We have some news — Facebook has changed its name. No, not the app; we’re talking about ”Facebook” the parent company that also owns Instagram and WhatsApp.
Facebook has shocked the whole world by announcing ‘metaverse’ — a never-seen-before VR universe that we’ve probably seen in Star Trek and Ready Player One. Mark Zuckerberg has finally rebranded his company as ‘Meta’ via a mind-boggling 90-minute presentation about “interacting over different layers of reality”.
However, here’s a plot twice: it all happened amidst the infamous whistle-blower fiasco.
We admit it — the metaverse sounds very confusing. What does this shift hold for the future? Most importantly, is rebranding a mere distraction? We’ll discuss all the details about this bold move by Zuckerberg; continue reading to find out.
Mark Zuckerberg’s Metaverse Vision Deconstructed
After seven long months of scrutiny, Facebook has finally transitioned into Meta, the Greek term for ‘beyond’ — so does it promise to deliver, experience-wise. As per Mark Zuckerberg, the metaverse will become “the successor to mobile internet”.
How so? By creating a futuristic virtual world for people to interact and collaborate through AR/VR, as well as smartphones, laptops, and PCs. Zuckerberg also claims that this 5-year long project will allow people to create virtual workrooms and home spaces and interact in the form of digital avatars. Besides, this platform also promises newer and more streamlined ways to create art and content.
Is The Metaverse A Reputation Management Strategy?
Facebook is not a stranger to controversies — be it as crucial as the data breach fiasco or the minor 6‑hour global outage due to internal technical faults. However, the recent whistle-blower scandal published by The Wall Street Journal has surely placed the company’s reputation in dire straits.
Apparently, a whistle-blower named Frances Haugen (ex-employee, Facebook) had spilled the beans about the company being aware that its main and sister platforms are used as vehicles to spread hateful, violent, and misinformation-related content worldwide. Haugen has also added that “the company has continually chosen its gains over what is good for the public to be exposed to”, leading to numerous internal conflicts of interest.

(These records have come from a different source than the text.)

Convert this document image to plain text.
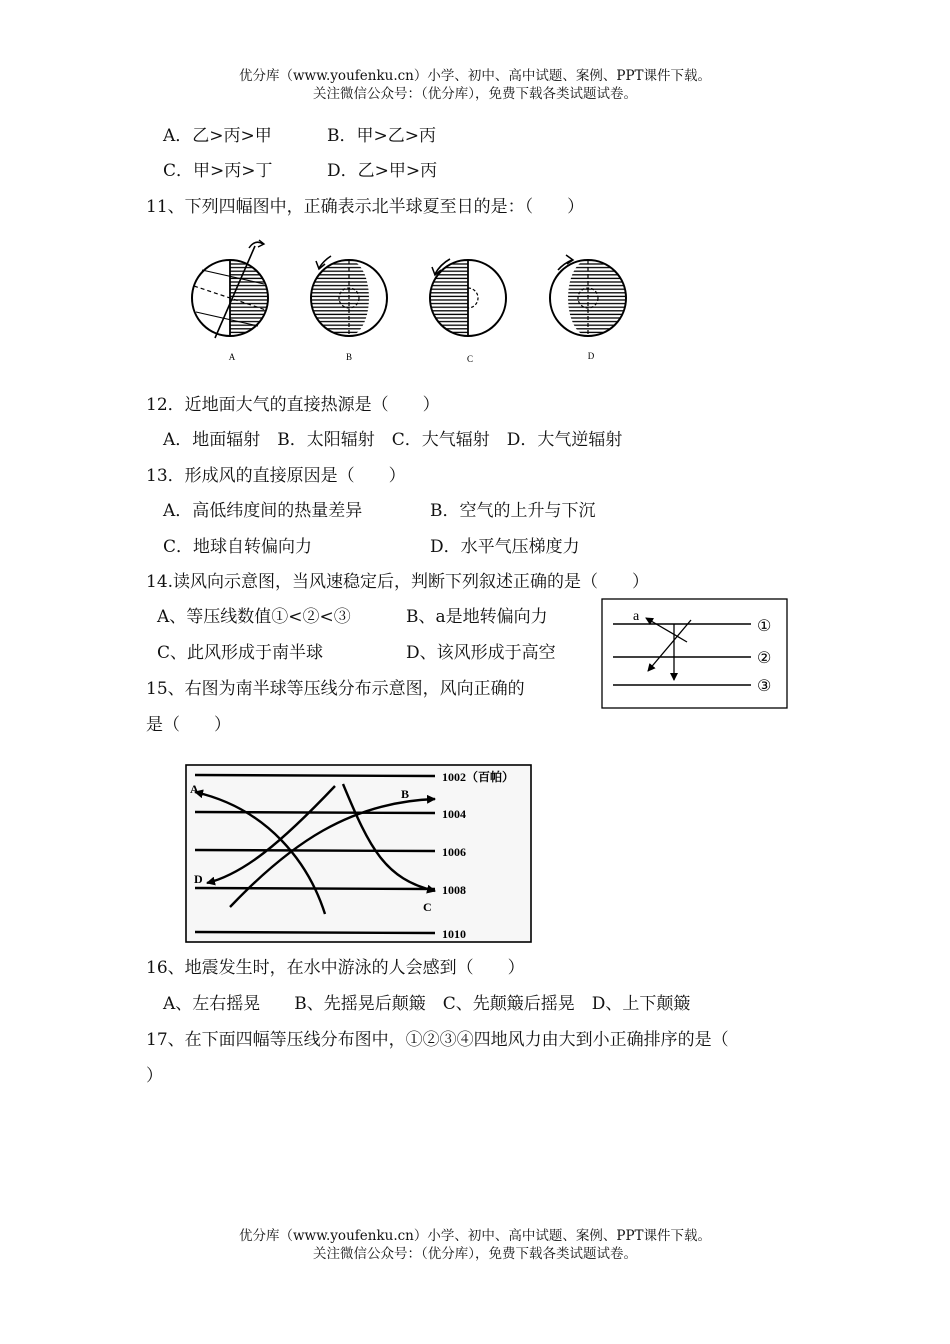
优分库（www.youfenku.cn）小学、初中、高中试题、案例、PPT课件下载。
关注微信公众号：（优分库），免费下载各类试题试卷。
A．乙>丙>甲	B．甲>乙>丙
C．甲>丙>丁	D．乙>甲>丙
11、下列四幅图中，正确表示北半球夏至日的是：（　　）
A	B	C	D
12．近地面大气的直接热源是（　　）
A．地面辐射　B．太阳辐射　C．大气辐射　D．大气逆辐射
13．形成风的直接原因是（　　）
A．高低纬度间的热量差异	B．空气的上升与下沉
C．地球自转偏向力	D．水平气压梯度力
14.读风向示意图，当风速稳定后，判断下列叙述正确的是（　　）
A、等压线数值①<②<③	B、a是地转偏向力
C、此风形成于南半球	D、该风形成于高空
a
①
②
③
15、右图为南半球等压线分布示意图，风向正确的
是（　　）
A	B
C
D
1002（百帕）
1004
1006
1008
1010
16、地震发生时，在水中游泳的人会感到（　　）
A、左右摇晃　　B、先摇晃后颠簸　C、先颠簸后摇晃　D、上下颠簸
17、在下面四幅等压线分布图中，①②③④四地风力由大到小正确排序的是（
）
优分库（www.youfenku.cn）小学、初中、高中试题、案例、PPT课件下载。
关注微信公众号：（优分库），免费下载各类试题试卷。
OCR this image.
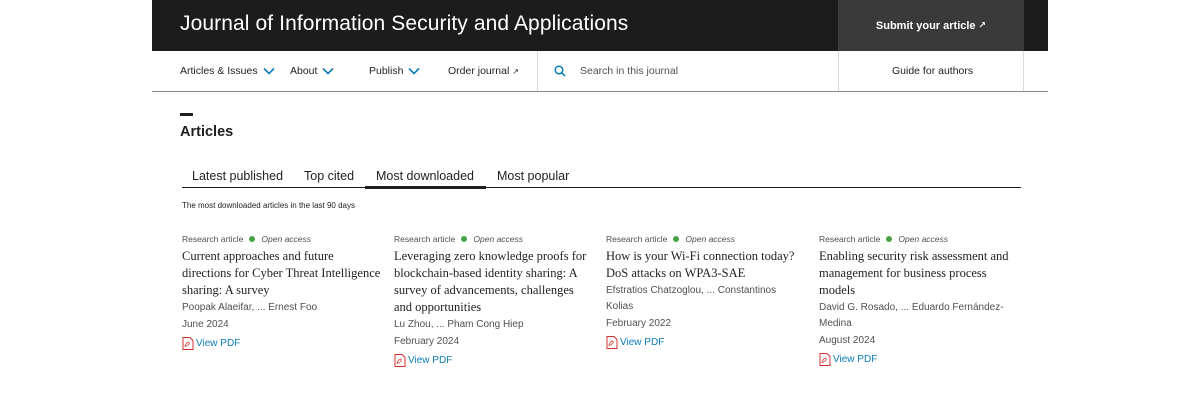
Journal of Information Security and Applications	Submit your article ↗
Articles & Issues	About	Publish	Order journal ↗
Search in this journal	Guide for authors
Articles
Latest published Top cited	Most downloaded	Most popular
The most downloaded articles in the last 90 days
Research article Open access
Current approaches and future directions for Cyber Threat Intelligence sharing: A survey
Poopak Alaeifar, ... Ernest Foo
June 2024
View PDF
Research article Open access
Leveraging zero knowledge proofs for blockchain-based identity sharing: A survey of advancements, challenges and opportunities
Lu Zhou, ... Pham Cong Hiep
February 2024
View PDF
Research article Open access
How is your Wi-Fi connection today? DoS attacks on WPA3-SAE
Efstratios Chatzoglou, ... Constantinos Kolias
February 2022
View PDF
Research article Open access
Enabling security risk assessment and management for business process models
David G. Rosado, ... Eduardo Fernández-Medina
August 2024
View PDF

But why did Zuckerberg drop the bomb out of nowhere? Critics are deducing the sudden Meta narrative may hint towards stirring a tumult to distract the world from these scandals.
Facebook, on the other hand, claims to have confidentially initiated the renaming process earlier this March, later finalized around July as Meta. Alex Schultz (Chief Marketing Officer/VP of Analytics, Facebook) has said, “We couldn’t be any prouder of our milestones in social, and we’re very hopeful about the Metaverse. So, we do not want to run away from anything.”
Distraction or no distraction — Facebook..err, Meta still sounds like a flawed concept, and even Zuckerberg agrees. The Odin of social media prepares to disrupt the global industry yet once again, and similarly, whether the company repeats its same, old errors once again would speak a lot about the future reputation of Metaverse.